Pokémon Pokopia Earns an 89 on Metacritic — Making It the Highest-Rated Pokémon Game Ever and 2026's Best So Far
Game Freak and Omega Force's life-sim spinoff stars a Ditto rebuilding a post-apocalyptic world, blending Dragon Quest Builders creativity with Viva Piñata charm on Switch 2.
A Ditto Saves the World
Pokémon Pokopia launched on March 5 as a Nintendo Switch 2 exclusive, and two weeks later the verdict is clear: this is the best-reviewed Pokémon game in the franchise's history. With an 89 on Metacritic based on 50 reviews, Pokopia has edged past every previous entry in the series on the aggregator — and currently sits as the highest-rated game of 2026, narrowly beating Resident Evil Requiem's 88.
The premise is delightfully unexpected. Players control a Ditto using its transformation ability to imitate a human, working to rehabilitate a post-apocalyptic world and help the Pokémon it encounters along the way. The gameplay blends Dragon Quest Builders-style construction with Viva Piñata's creature management — a combination that sounds unusual on paper but works beautifully in practice.
What the Critics Love
The critical consensus centers on three strengths. First, the building and exploration loop is deeply satisfying, with players constructing habitats, crafting items, and gradually transforming a ruined landscape into a thriving Pokémon paradise. Second, the creature interactions feel genuinely personal — each Pokémon you help has its own personality and needs, creating emotional connections that go beyond the series' traditional "catch and battle" formula.
IGN awarded a 9 out of 10, highlighting Pokopia as a thoroughly enjoyable building and town simulator that capitalizes on the charming personalities of its monsters. Nintendo Life gave it an 8 out of 10, calling it the freshest Pokémon experience in a long time. Even more measured reviews praised the game's ability to make players care about rebuilding their world one Pokémon at a time.
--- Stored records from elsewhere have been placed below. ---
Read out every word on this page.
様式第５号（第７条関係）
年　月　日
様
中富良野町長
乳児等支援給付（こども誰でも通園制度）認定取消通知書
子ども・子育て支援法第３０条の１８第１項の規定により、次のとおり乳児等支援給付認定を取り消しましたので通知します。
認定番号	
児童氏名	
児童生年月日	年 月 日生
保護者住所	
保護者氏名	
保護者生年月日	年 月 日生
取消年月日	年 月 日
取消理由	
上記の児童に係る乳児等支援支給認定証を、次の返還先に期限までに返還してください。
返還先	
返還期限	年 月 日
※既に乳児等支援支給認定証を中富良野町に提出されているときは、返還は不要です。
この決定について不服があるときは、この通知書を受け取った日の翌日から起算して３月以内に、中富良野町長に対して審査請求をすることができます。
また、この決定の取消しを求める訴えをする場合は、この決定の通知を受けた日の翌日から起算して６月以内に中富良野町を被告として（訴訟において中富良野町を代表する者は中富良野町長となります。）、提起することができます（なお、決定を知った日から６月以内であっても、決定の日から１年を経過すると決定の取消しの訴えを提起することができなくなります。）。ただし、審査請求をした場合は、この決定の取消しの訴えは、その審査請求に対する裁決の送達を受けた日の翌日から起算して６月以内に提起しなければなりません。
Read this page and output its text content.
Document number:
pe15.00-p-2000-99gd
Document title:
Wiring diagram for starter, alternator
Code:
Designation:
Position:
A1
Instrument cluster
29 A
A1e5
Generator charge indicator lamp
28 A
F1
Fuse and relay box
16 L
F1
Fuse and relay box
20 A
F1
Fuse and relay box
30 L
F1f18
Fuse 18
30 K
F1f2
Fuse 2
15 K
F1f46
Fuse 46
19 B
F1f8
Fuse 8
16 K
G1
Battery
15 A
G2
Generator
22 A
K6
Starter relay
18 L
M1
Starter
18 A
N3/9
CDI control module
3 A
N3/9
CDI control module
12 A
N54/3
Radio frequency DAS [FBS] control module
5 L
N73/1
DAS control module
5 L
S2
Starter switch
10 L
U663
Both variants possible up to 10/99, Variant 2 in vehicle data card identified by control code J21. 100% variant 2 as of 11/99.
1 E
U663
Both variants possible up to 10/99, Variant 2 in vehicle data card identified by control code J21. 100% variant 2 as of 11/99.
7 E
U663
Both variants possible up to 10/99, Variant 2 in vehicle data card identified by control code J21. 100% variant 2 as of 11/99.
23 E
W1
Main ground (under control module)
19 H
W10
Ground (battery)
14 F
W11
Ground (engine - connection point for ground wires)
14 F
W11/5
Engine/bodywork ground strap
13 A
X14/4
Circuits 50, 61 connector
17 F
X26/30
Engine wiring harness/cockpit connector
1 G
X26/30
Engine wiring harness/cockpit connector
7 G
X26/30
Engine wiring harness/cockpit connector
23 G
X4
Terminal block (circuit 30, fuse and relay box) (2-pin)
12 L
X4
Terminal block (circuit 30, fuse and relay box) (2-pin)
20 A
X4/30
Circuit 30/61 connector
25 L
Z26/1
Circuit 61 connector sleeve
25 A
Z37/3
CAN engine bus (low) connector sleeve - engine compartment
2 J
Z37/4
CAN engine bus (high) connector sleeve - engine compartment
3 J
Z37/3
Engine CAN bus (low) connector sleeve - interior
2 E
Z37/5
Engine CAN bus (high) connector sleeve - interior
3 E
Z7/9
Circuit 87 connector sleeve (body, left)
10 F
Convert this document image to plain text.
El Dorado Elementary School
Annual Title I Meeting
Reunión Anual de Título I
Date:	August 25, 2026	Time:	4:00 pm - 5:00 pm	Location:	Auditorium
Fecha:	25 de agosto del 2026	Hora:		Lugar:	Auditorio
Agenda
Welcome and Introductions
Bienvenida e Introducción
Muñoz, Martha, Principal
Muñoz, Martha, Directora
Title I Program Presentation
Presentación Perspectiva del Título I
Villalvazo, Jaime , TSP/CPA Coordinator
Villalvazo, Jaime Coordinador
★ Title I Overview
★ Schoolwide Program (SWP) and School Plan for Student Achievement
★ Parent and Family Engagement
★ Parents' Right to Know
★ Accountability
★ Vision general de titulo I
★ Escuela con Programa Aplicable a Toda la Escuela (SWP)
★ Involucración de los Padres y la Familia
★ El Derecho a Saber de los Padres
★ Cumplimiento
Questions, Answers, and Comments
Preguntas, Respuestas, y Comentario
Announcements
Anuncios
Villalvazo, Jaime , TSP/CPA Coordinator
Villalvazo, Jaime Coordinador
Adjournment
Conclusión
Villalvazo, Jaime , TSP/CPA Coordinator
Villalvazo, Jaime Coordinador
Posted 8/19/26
A New Direction for Pokémon
Pokopia represents Game Freak's most ambitious departure from the mainline formula since the franchise began. By partnering with Omega Force — the studio behind Dynasty Warriors and Hyrule Warriors — and embracing a life-sim structure instead of turn-based battles, The Pokémon Company has proven that the franchise's appeal extends far beyond competitive battling.
For Nintendo's Switch 2 launch window, having the highest-rated Pokémon game ever as a platform exclusive is an enormous win. Pokopia demonstrates that the Switch 2 can deliver experiences that feel genuinely new, even within one of gaming's most established franchises.